Google's mobile productivity apps bury Microsoft's

19.05.2016
Two years after Microsoft CEO Satya Nadella cut the cord between his firm's biggest money makers -- Office and Windows -- by introducing mobile productivity apps for Apple's iPhones and iPads, the Redmond, Wash. company remains far behind rival Google in the category, a researcher said today.

According to data provided to Computerworld by SurveyMonkey Intelligence, the monthly-active users of Google's mobile productivity apps in April vastly outnumbered those for Microsoft's Office.

"I was surprised that Google was dominating as much as it is," said Bonnie Yu, a product manager at SurveyMonkey. "I really expected Microsoft to be a better competitor."

SurveyMonkey is an online survey firm whose customers use the platform to craft customized surveys.

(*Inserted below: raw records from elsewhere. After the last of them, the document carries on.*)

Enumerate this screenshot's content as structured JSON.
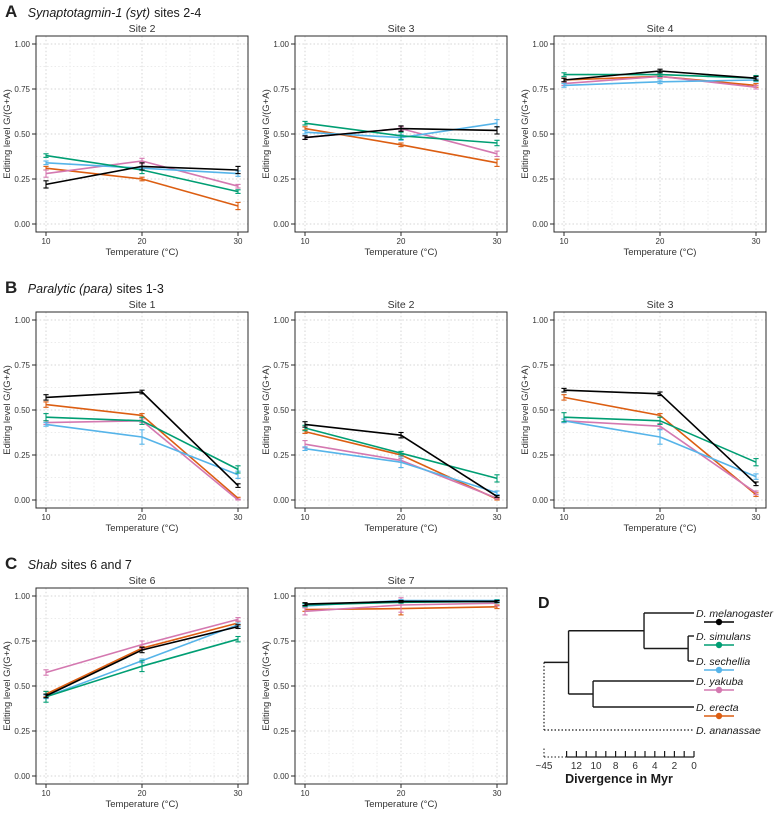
{
  "page": {
    "background": "#ffffff"
  },
  "palette": {
    "melanogaster": "#000000",
    "simulans": "#009E73",
    "sechellia": "#56B4E9",
    "yakuba": "#D478B0",
    "erecta": "#DC5E12",
    "grid_major": "#d4d4d4",
    "grid_minor": "#ebebeb",
    "panel_border": "#2b2b2b",
    "text": "#333333"
  },
  "sections": [
    {
      "label": "A",
      "gene_italic": "Synaptotagmin-1 (syt)",
      "suffix": "sites 2-4"
    },
    {
      "label": "B",
      "gene_italic": "Paralytic (para)",
      "suffix": "sites 1-3"
    },
    {
      "label": "C",
      "gene_italic": "Shab",
      "suffix": "sites 6 and 7"
    }
  ],
  "chart_defaults": {
    "type": "line",
    "x": [
      10,
      20,
      30
    ],
    "xtick_labels": [
      "10",
      "20",
      "30"
    ],
    "xlabel": "Temperature (°C)",
    "ylabel": "Editing level G/(G+A)",
    "ylim": [
      0,
      1
    ],
    "ytick_values": [
      0,
      0.25,
      0.5,
      0.75,
      1
    ],
    "ytick_labels": [
      "0.00",
      "0.25",
      "0.50",
      "0.75",
      "1.00"
    ],
    "grid": "dotted"
  },
  "chart_data": [
    {
      "type": "line",
      "section": "A",
      "title": "Site 2",
      "series": [
        {
          "name": "D. melanogaster",
          "color": "#000000",
          "values": [
            0.22,
            0.32,
            0.3
          ],
          "err": [
            0.02,
            0.02,
            0.02
          ]
        },
        {
          "name": "D. simulans",
          "color": "#009E73",
          "values": [
            0.38,
            0.3,
            0.18
          ],
          "err": [
            0.01,
            0.02,
            0.01
          ]
        },
        {
          "name": "D. sechellia",
          "color": "#56B4E9",
          "values": [
            0.34,
            0.31,
            0.28
          ],
          "err": [
            0.01,
            0.01,
            0.015
          ]
        },
        {
          "name": "D. yakuba",
          "color": "#D478B0",
          "values": [
            0.28,
            0.35,
            0.21
          ],
          "err": [
            0.02,
            0.015,
            0.01
          ]
        },
        {
          "name": "D. erecta",
          "color": "#DC5E12",
          "values": [
            0.31,
            0.25,
            0.1
          ],
          "err": [
            0.01,
            0.01,
            0.02
          ]
        }
      ]
    },
    {
      "type": "line",
      "section": "A",
      "title": "Site 3",
      "series": [
        {
          "name": "D. melanogaster",
          "color": "#000000",
          "values": [
            0.48,
            0.53,
            0.52
          ],
          "err": [
            0.01,
            0.015,
            0.02
          ]
        },
        {
          "name": "D. simulans",
          "color": "#009E73",
          "values": [
            0.56,
            0.49,
            0.45
          ],
          "err": [
            0.01,
            0.02,
            0.015
          ]
        },
        {
          "name": "D. sechellia",
          "color": "#56B4E9",
          "values": [
            0.51,
            0.48,
            0.56
          ],
          "err": [
            0.01,
            0.015,
            0.02
          ]
        },
        {
          "name": "D. yakuba",
          "color": "#D478B0",
          "values": [
            0.48,
            0.53,
            0.39
          ],
          "err": [
            0.01,
            0.01,
            0.015
          ]
        },
        {
          "name": "D. erecta",
          "color": "#DC5E12",
          "values": [
            0.53,
            0.44,
            0.34
          ],
          "err": [
            0.01,
            0.01,
            0.02
          ]
        }
      ]
    },
    {
      "type": "line",
      "section": "A",
      "title": "Site 4",
      "series": [
        {
          "name": "D. melanogaster",
          "color": "#000000",
          "values": [
            0.8,
            0.85,
            0.81
          ],
          "err": [
            0.01,
            0.01,
            0.01
          ]
        },
        {
          "name": "D. simulans",
          "color": "#009E73",
          "values": [
            0.83,
            0.83,
            0.81
          ],
          "err": [
            0.01,
            0.01,
            0.015
          ]
        },
        {
          "name": "D. sechellia",
          "color": "#56B4E9",
          "values": [
            0.77,
            0.79,
            0.8
          ],
          "err": [
            0.01,
            0.01,
            0.01
          ]
        },
        {
          "name": "D. yakuba",
          "color": "#D478B0",
          "values": [
            0.78,
            0.82,
            0.76
          ],
          "err": [
            0.01,
            0.01,
            0.01
          ]
        },
        {
          "name": "D. erecta",
          "color": "#DC5E12",
          "values": [
            0.8,
            0.82,
            0.77
          ],
          "err": [
            0.01,
            0.01,
            0.01
          ]
        }
      ]
    },
    {
      "type": "line",
      "section": "B",
      "title": "Site 1",
      "series": [
        {
          "name": "D. melanogaster",
          "color": "#000000",
          "values": [
            0.57,
            0.6,
            0.08
          ],
          "err": [
            0.015,
            0.01,
            0.01
          ]
        },
        {
          "name": "D. simulans",
          "color": "#009E73",
          "values": [
            0.46,
            0.44,
            0.17
          ],
          "err": [
            0.02,
            0.02,
            0.02
          ]
        },
        {
          "name": "D. sechellia",
          "color": "#56B4E9",
          "values": [
            0.42,
            0.35,
            0.14
          ],
          "err": [
            0.01,
            0.04,
            0.02
          ]
        },
        {
          "name": "D. yakuba",
          "color": "#D478B0",
          "values": [
            0.43,
            0.44,
            0.0
          ],
          "err": [
            0.01,
            0.01,
            0.005
          ]
        },
        {
          "name": "D. erecta",
          "color": "#DC5E12",
          "values": [
            0.53,
            0.47,
            0.01
          ],
          "err": [
            0.015,
            0.01,
            0.005
          ]
        }
      ]
    },
    {
      "type": "line",
      "section": "B",
      "title": "Site 2",
      "series": [
        {
          "name": "D. melanogaster",
          "color": "#000000",
          "values": [
            0.42,
            0.36,
            0.02
          ],
          "err": [
            0.015,
            0.015,
            0.005
          ]
        },
        {
          "name": "D. simulans",
          "color": "#009E73",
          "values": [
            0.4,
            0.26,
            0.12
          ],
          "err": [
            0.015,
            0.01,
            0.02
          ]
        },
        {
          "name": "D. sechellia",
          "color": "#56B4E9",
          "values": [
            0.285,
            0.21,
            0.04
          ],
          "err": [
            0.01,
            0.03,
            0.01
          ]
        },
        {
          "name": "D. yakuba",
          "color": "#D478B0",
          "values": [
            0.31,
            0.22,
            0.01
          ],
          "err": [
            0.02,
            0.01,
            0.005
          ]
        },
        {
          "name": "D. erecta",
          "color": "#DC5E12",
          "values": [
            0.38,
            0.25,
            0.005
          ],
          "err": [
            0.01,
            0.01,
            0.005
          ]
        }
      ]
    },
    {
      "type": "line",
      "section": "B",
      "title": "Site 3",
      "series": [
        {
          "name": "D. melanogaster",
          "color": "#000000",
          "values": [
            0.61,
            0.59,
            0.09
          ],
          "err": [
            0.01,
            0.01,
            0.01
          ]
        },
        {
          "name": "D. simulans",
          "color": "#009E73",
          "values": [
            0.46,
            0.44,
            0.21
          ],
          "err": [
            0.025,
            0.02,
            0.02
          ]
        },
        {
          "name": "D. sechellia",
          "color": "#56B4E9",
          "values": [
            0.44,
            0.35,
            0.13
          ],
          "err": [
            0.01,
            0.04,
            0.015
          ]
        },
        {
          "name": "D. yakuba",
          "color": "#D478B0",
          "values": [
            0.44,
            0.41,
            0.04
          ],
          "err": [
            0.01,
            0.015,
            0.01
          ]
        },
        {
          "name": "D. erecta",
          "color": "#DC5E12",
          "values": [
            0.57,
            0.47,
            0.03
          ],
          "err": [
            0.015,
            0.01,
            0.01
          ]
        }
      ]
    },
    {
      "type": "line",
      "section": "C",
      "title": "Site 6",
      "series": [
        {
          "name": "D. melanogaster",
          "color": "#000000",
          "values": [
            0.445,
            0.7,
            0.83
          ],
          "err": [
            0.01,
            0.015,
            0.01
          ]
        },
        {
          "name": "D. simulans",
          "color": "#009E73",
          "values": [
            0.44,
            0.61,
            0.76
          ],
          "err": [
            0.03,
            0.03,
            0.015
          ]
        },
        {
          "name": "D. sechellia",
          "color": "#56B4E9",
          "values": [
            0.44,
            0.64,
            0.84
          ],
          "err": [
            0.01,
            0.01,
            0.01
          ]
        },
        {
          "name": "D. yakuba",
          "color": "#D478B0",
          "values": [
            0.575,
            0.73,
            0.87
          ],
          "err": [
            0.015,
            0.02,
            0.01
          ]
        },
        {
          "name": "D. erecta",
          "color": "#DC5E12",
          "values": [
            0.455,
            0.71,
            0.85
          ],
          "err": [
            0.015,
            0.01,
            0.01
          ]
        }
      ]
    },
    {
      "type": "line",
      "section": "C",
      "title": "Site 7",
      "series": [
        {
          "name": "D. melanogaster",
          "color": "#000000",
          "values": [
            0.955,
            0.97,
            0.97
          ],
          "err": [
            0.008,
            0.005,
            0.005
          ]
        },
        {
          "name": "D. simulans",
          "color": "#009E73",
          "values": [
            0.95,
            0.965,
            0.97
          ],
          "err": [
            0.008,
            0.005,
            0.008
          ]
        },
        {
          "name": "D. sechellia",
          "color": "#56B4E9",
          "values": [
            0.945,
            0.975,
            0.975
          ],
          "err": [
            0.005,
            0.005,
            0.005
          ]
        },
        {
          "name": "D. yakuba",
          "color": "#D478B0",
          "values": [
            0.915,
            0.95,
            0.96
          ],
          "err": [
            0.02,
            0.04,
            0.015
          ]
        },
        {
          "name": "D. erecta",
          "color": "#DC5E12",
          "values": [
            0.925,
            0.93,
            0.94
          ],
          "err": [
            0.01,
            0.035,
            0.01
          ]
        }
      ]
    }
  ],
  "phylo": {
    "panel_label": "D",
    "species": [
      {
        "name": "D. melanogaster",
        "color": "#000000",
        "marker": true,
        "dotted": false
      },
      {
        "name": "D. simulans",
        "color": "#009E73",
        "marker": true,
        "dotted": false
      },
      {
        "name": "D. sechellia",
        "color": "#56B4E9",
        "marker": true,
        "dotted": false
      },
      {
        "name": "D. yakuba",
        "color": "#D478B0",
        "marker": true,
        "dotted": false
      },
      {
        "name": "D. erecta",
        "color": "#DC5E12",
        "marker": true,
        "dotted": false
      },
      {
        "name": "D. ananassae",
        "color": "#000000",
        "marker": false,
        "dotted": true
      }
    ],
    "divergence_myr": {
      "sim_sech": 0.6,
      "mel_vs_simsech": 5.1,
      "yak_ere": 10.3,
      "melgroup_vs_yakere": 12.8
    },
    "axis": {
      "title": "Divergence in Myr",
      "label_values": [
        12,
        10,
        8,
        6,
        4,
        2,
        0
      ],
      "labels": [
        "12",
        "10",
        "8",
        "6",
        "4",
        "2",
        "0"
      ],
      "solid_max_myr": 13,
      "origin_label": "~45"
    }
  }
}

Yu works with SurveyMonkey Intelligence, an arm that mines data from those surveys to provide information to clients on topics like device and software usage, market research and demographics.

Yu had pulled data for Computerworld on U.S. usage of Google's and Microsoft's productivity apps on mobile devices, expressed as monthly-active users, or the number who ran each app at least once in April.

The results, as Yu noted, were startling.

Microsoft's core Office apps -- Excel and Word -- badly trailed their rivals from Google, Sheets and Docs, respectively.

Google Sheets boasted 2.9 million monthly-active users in April, more than double the 1.4 million who ran the Excel app. Meanwhile, Google Docs monthly-active users outnumbered Word by more than five to one: 24.6 million for Docs, 4.6 million for Word.

Other app categories were just as unbalanced. Gmail, for example, was used by 96.7 million people last month, while Microsoft's Outlook app -- praised by many reviewers -- sported just 6.3 million. In online storage, Google Drive bagged nearly 10 times the number of monthly-active users than did Microsoft's OneDrive: 47 million to 4.9 million.

Microsoft introduced its first mobile apps for Office in March 2014, when Nadella unveiled Office for iPad, breaking with his firm's past practice of protecting Windows by first launching software on its own operating system.

Since then, Microsoft has rolled out mobile Office apps for Android and fleshed out its portfolio with Outlook and OneDrive apps for both iOS and Android.

Microsoft's own mobile platform -- Windows Phone and its successor, Windows 10 Mobile -- have a tiny slice of the market, one of the main reasons why the company has turned to the dominant Android and iOS operating systems to extend Office into non-PC devices.

In fact, pushing Office at Android and iOS users has been a key component of Microsoft's "cloud first, mobile first" strategy. Using a "freemium" business model -- the term used for free apps that generate revenue by in-app purchases -- Microsoft aimed to steer customers to Office 365, a subscription service for both consumers and businesses.

Microsoft has been beefing up the Outlook app with acquisitions of small development firms, including Acompli in December 2014 for a reported $200 million and Sunrise Atelier in February 2015 for $100 million. Acompli made an email-organizing app, and Sunrise a calendar app that Microsoft has since announced it will stop selling.

But although the Office mobile apps have generally collected accolades from reviewers and users, SurveyMonkey Intelligence's data signals that Microsoft's apps are used by far fewer customers than are the Google alternatives.

Microsoft has regularly trumpeted the number of Office app downloads as a sign that they have been successful. During a January earnings call with Wall Street, for instance, Nadella said that total Office app downloads had surpassed 340 million in the last three months of 2015, and claimed that there were 30 million active devices running the Outlook app.

Nadella's numbers were global, not U.S.-only, as were SurveyMonkey's, but the disparity between Microsoft's claims and SurveyMonkey's data was striking nonetheless.

"Downloads don't translate to usage," Yu said when asked about the difference. "A lot of apps gets millions of downloads, but not millions and millions of active users."